Companies You Can Feel Good About Using in Your Home

Amid the seemingly endless options for home products, here are a few local businesses with a mission to better the planet as well as support community causes.

As we settle in to the new year, most people are hunkering down to achieve their resolutions, likely aimed at personal betterment. But this year, you may want to consider a new kind of resolution: to take better care of the planet and the people living in it by becoming more conscious consumers. Here are some companies selling home goods that are doing just that.



Rutz Naturals

Stephanie Schuler, founder and owner of Pittsburgh-based Rutz Naturals, comes from a rich background based in beauty and healing. As a young girl, Schuler watched her mother make natural beauty remedies. In the beginning of her career, she worked in the beauty industry, which is where she realized how many chemicals were in the products she was using. 

Combining her knowledge from childhood and adulthood, Schuler started Rutz Naturals as a way to make better skincare without anything unnatural.

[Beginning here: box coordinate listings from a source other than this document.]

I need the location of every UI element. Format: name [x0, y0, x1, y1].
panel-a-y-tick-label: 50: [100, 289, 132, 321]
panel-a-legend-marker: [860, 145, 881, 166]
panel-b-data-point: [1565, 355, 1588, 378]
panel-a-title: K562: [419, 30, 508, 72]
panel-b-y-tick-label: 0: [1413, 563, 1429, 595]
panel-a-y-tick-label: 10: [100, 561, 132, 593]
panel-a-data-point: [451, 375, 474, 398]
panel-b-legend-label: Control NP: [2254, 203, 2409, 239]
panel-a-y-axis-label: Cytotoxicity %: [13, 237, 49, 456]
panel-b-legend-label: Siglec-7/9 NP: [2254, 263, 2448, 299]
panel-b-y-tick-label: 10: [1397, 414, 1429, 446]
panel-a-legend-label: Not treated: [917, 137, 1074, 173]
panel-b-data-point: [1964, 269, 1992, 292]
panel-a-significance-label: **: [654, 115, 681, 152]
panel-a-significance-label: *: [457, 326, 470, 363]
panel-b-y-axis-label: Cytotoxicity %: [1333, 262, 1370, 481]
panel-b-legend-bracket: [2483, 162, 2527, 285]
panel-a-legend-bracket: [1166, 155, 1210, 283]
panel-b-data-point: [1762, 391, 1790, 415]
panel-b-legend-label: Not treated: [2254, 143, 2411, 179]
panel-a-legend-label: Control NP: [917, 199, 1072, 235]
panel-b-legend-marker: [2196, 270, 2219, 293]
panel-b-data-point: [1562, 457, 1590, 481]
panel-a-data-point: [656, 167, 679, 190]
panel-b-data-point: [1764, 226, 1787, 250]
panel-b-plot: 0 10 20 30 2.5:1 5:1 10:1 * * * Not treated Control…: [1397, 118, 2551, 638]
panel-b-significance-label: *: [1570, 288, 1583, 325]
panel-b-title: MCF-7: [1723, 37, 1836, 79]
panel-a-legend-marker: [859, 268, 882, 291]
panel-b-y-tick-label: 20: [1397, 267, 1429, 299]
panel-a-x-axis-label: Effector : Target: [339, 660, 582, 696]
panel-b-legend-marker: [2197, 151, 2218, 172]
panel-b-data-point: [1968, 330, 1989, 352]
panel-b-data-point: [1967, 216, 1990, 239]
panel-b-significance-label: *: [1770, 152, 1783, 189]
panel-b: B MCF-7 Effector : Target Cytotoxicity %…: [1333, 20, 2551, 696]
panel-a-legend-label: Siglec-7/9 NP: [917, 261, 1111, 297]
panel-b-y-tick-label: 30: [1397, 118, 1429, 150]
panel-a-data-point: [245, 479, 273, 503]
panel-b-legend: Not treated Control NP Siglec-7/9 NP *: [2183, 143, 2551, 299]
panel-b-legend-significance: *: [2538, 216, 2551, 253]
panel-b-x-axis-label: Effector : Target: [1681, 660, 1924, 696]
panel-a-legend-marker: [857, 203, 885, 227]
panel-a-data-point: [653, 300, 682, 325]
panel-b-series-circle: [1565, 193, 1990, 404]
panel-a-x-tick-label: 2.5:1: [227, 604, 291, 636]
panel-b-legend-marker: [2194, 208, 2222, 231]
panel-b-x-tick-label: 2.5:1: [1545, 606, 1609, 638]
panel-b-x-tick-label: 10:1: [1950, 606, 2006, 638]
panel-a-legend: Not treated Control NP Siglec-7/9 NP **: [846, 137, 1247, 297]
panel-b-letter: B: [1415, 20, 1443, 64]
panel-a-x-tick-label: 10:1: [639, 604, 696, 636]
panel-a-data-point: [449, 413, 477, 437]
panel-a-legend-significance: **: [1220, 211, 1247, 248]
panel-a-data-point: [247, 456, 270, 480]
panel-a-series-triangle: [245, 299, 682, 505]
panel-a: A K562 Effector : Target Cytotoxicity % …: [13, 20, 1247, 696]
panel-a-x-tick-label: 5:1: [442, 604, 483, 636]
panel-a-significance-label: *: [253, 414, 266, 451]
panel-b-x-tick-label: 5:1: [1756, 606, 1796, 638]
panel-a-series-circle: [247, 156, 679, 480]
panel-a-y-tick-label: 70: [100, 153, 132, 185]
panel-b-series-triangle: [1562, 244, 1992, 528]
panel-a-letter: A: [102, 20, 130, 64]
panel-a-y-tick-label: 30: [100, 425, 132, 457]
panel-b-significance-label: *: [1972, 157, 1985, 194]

Rutz also sells soy candles as well as natural cleaning and aromatherapy sprays. 

What makes her products — which can be purchased at the Inner Rutz storefront in Mt. Lebanon or online — even more special, though, is they are all infused with reiki energy, as Schuler is a reiki master.



Plates with Purpose 

Plates with Purpose, a collection by Pittsburgh-based Riverside Design Group, is a collection of plates with each design relating to a different non-profit.  The designs, including hearts, sunflowers and stars, may appear to be simple drawings etched onto a square glass plate, but they carry big meaning. 

For every plate sold, 15% of the proceeds go to the non-profit that it supports, including the Oncology Nursing Society, the Greater Pittsburgh Community Food Bank and Habitat for Humanity.




PPG is  a Pittsburgh staple — and for good reason. Not only does the company create products that work well, it also works to better local communities and produce its products, such as paint, in a sustainable way.

Since 2017, the company has engaged in a 5.6% decrease in its waste disposal intensity, uses 7.3% less cubic meters of water per metric ton of production and has a plan to increase renewable energy to 25% of total electricity usage by 2025.

Through its Colorful Communities initiative, employee volunteers at PPG help brighten neighborhoods by adding fresh coats of paint to classrooms, hospital rooms and even playgrounds.


Ten Thousand Villages 

With a storefront in Squirrel Hill and an easy-to-navigate website, Ten Thousand Villages aims to sell fair-trade products at its maker-to-market chain of stores. The company makes a point of working with people with disabilities and others who are often shut out of the global economy. While Ten Thousand Villages take care of citizens living on the planet, it also respects the planet itself. 

All of its products, including tableware and home decor, are made from locally sourced and/or recycled and renewable materials. The company also stresses the importance of re-use and energy efficiency to its artisans.




As a nonprofit enterprise of the Pittsburgh section of the National Council of Jewish Women, Thriftique, resells a curated selection of gently used furniture, home decor and more in a boutique-style setting.

Located in Lawrenceville, each purchase at Thriftique helps support community initiatives that improve the lives of women, children and families. One of its initiatives, Project Prom, also provides free prom dresses for those who cannot afford it and would otherwise miss out on the rite of passage.